Ewing's sarcoma (ES) represents a rare yet exceedingly aggressive neoplasm that poses a significant health risk to the pediatric and adolescent population. The clinical outcomes for individuals with relapsed or refractory ES are notably adverse, primarily attributed to the constrained therapeutic alternatives available. Despite significant advancements in the field, molecular pathology-driven therapeutic strategies have yet to achieve a definitive reduction in the mortality rates associated with ES. Consequently, there exists an imperative need to discover innovative therapeutic targets to effectively combat ES. To reveal the mechanism of the SETD8 (also known as lysine methyltransferase 5A) inhibitor UNC0379, cell death manners were analyzed with different inhibitors. The contributions of SETD8 to the processes of apoptosis and ferroptosis in ES cells were evaluated employing the histone methyltransferase inhibitor UNC0379 in conjunction with RNA interference techniques. The molecular regulatory mechanisms of SETD8 in ES were examined through the application of RNA sequencing (RNA-seq) and mass spectrometry-based proteomic analysis. Moreover, nude mouse xenograft models were established to explore the role of SETD8 in ES in vivo. SETD8, a sole nucleosome-specific methyltransferase that catalyzes mono-methylation of histone H4 at lysine 20 (H4K20me1), was found to be upregulated in ES, and its overexpression was associated with dismal outcomes of patients. SETD8 knockdown dramatically induced the apoptosis and ferroptosis of ES cells in vitro and suppressed tumorigenesis in vivo. Mechanistic investigations revealed that SETD8 facilitated the nuclear translocation of YBX1 through post-transcriptional regulatory mechanisms, which subsequently culminated in the transcriptional upregulation of RAC3. In summary, SETD8 inhibits the apoptosis and ferroptosis of ES cells through the YBX1/RAC3 axis, which provides new insights into the mechanism of tumorigenesis of ES. SETD8 may be a potential target for clinical intervention in ES patients.
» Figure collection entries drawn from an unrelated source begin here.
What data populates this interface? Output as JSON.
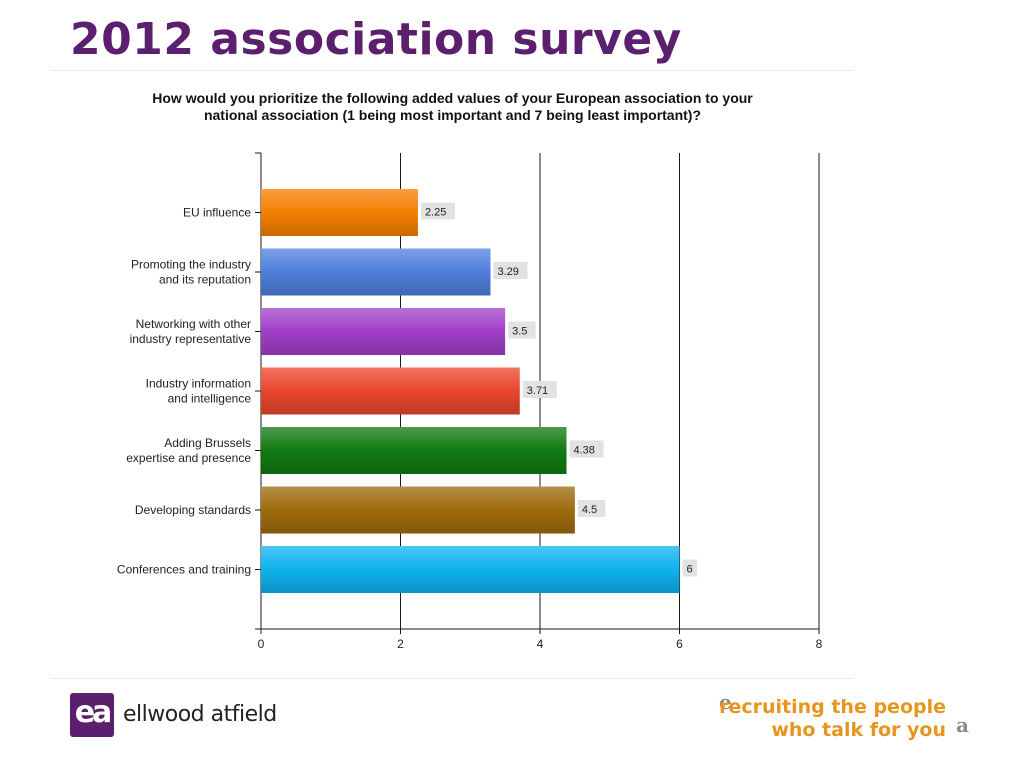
{
  "slide": {
    "title": "2012 association survey"
  },
  "chart_data": {
    "type": "bar",
    "orientation": "horizontal",
    "title_lines": [
      "How would you prioritize the following added values of your European association to your",
      "national association (1 being most important and 7 being least important)?"
    ],
    "categories": [
      [
        "EU influence"
      ],
      [
        "Promoting the industry",
        "and its reputation"
      ],
      [
        "Networking with other",
        "industry representative"
      ],
      [
        "Industry information",
        "and intelligence"
      ],
      [
        "Adding Brussels",
        "expertise and presence"
      ],
      [
        "Developing standards"
      ],
      [
        "Conferences and training"
      ]
    ],
    "values": [
      2.25,
      3.29,
      3.5,
      3.71,
      4.38,
      4.5,
      6
    ],
    "value_labels": [
      "2.25",
      "3.29",
      "3.5",
      "3.71",
      "4.38",
      "4.5",
      "6"
    ],
    "bar_colors": [
      "#f57f00",
      "#4f7fdc",
      "#a040c8",
      "#e9462c",
      "#127a12",
      "#9d6b0c",
      "#0fb2ee"
    ],
    "xlim": [
      0,
      8
    ],
    "x_ticks": [
      0,
      2,
      4,
      6,
      8
    ],
    "x_tick_labels": [
      "0",
      "2",
      "4",
      "6",
      "8"
    ],
    "vertical_gridlines": true
  },
  "footer": {
    "logo_mark": "ea",
    "brand_name": "ellwood atfield",
    "tagline_line1": "recruiting the people",
    "tagline_line2": "who talk for you",
    "tagline_mark_left": "e",
    "tagline_mark_right": "a",
    "brand_color": "#5b1f6e",
    "tagline_color": "#e8951f"
  }
}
尤因氏肉瘤 (ES) 是一种罕见但极具侵袭性的肿瘤,对儿童和青少年群体构成重大健康威胁。复发或难治性 ES 患者的临床结局明显不佳,主要归因于可用的治疗选择有限。尽管在该领域取得了重大进展,但基于分子病理学的治疗策略尚未能显著降低 ES 相关死亡率。因此,迫切需要发现创新的治疗靶点来有效对抗 ES。为了揭示 SETD8(也称为赖氨酸甲基转移酶 5A)抑制剂 UNC0379 的作用机制,用不同的抑制剂分析细胞死亡方式。通过使用组蛋白甲基转移酶抑制剂 UNC0379 结合 RNA 干扰技术,评估 SETD8 对 ES 细胞凋亡和铁死亡过程的贡献。通过应用 RNA 测序 (RNA-seq) 和基于质谱的蛋白质组学分析,研究 SETD8 在 ES 中的分子调控机制。此外,建立裸鼠异种移植模型以在体内探索 SETD8 在 ES 中的作用。SETD8 是一种唯一的核小体特异性甲基转移酶,催化组蛋白 H4 赖氨酸 20 单甲基化 (H4K20me1),在 ES 中上调,其过表达与患者预后不良相关。SETD8 敲低显著诱导 ES 细胞体外凋亡和铁死亡,并抑制体内肿瘤发生。机制研究表明,SETD8 通过转录后调节机制促进 YBX1 的核转位,进而导致 RAC3 的转录上调。总之,SETD8 通过 YBX1/RAC3 轴抑制 ES 细胞的凋亡和铁死亡,为 ES 肿瘤发生的机制提供了新的见解。SETD8 可能是 ES 患者临床干预的潜在靶点。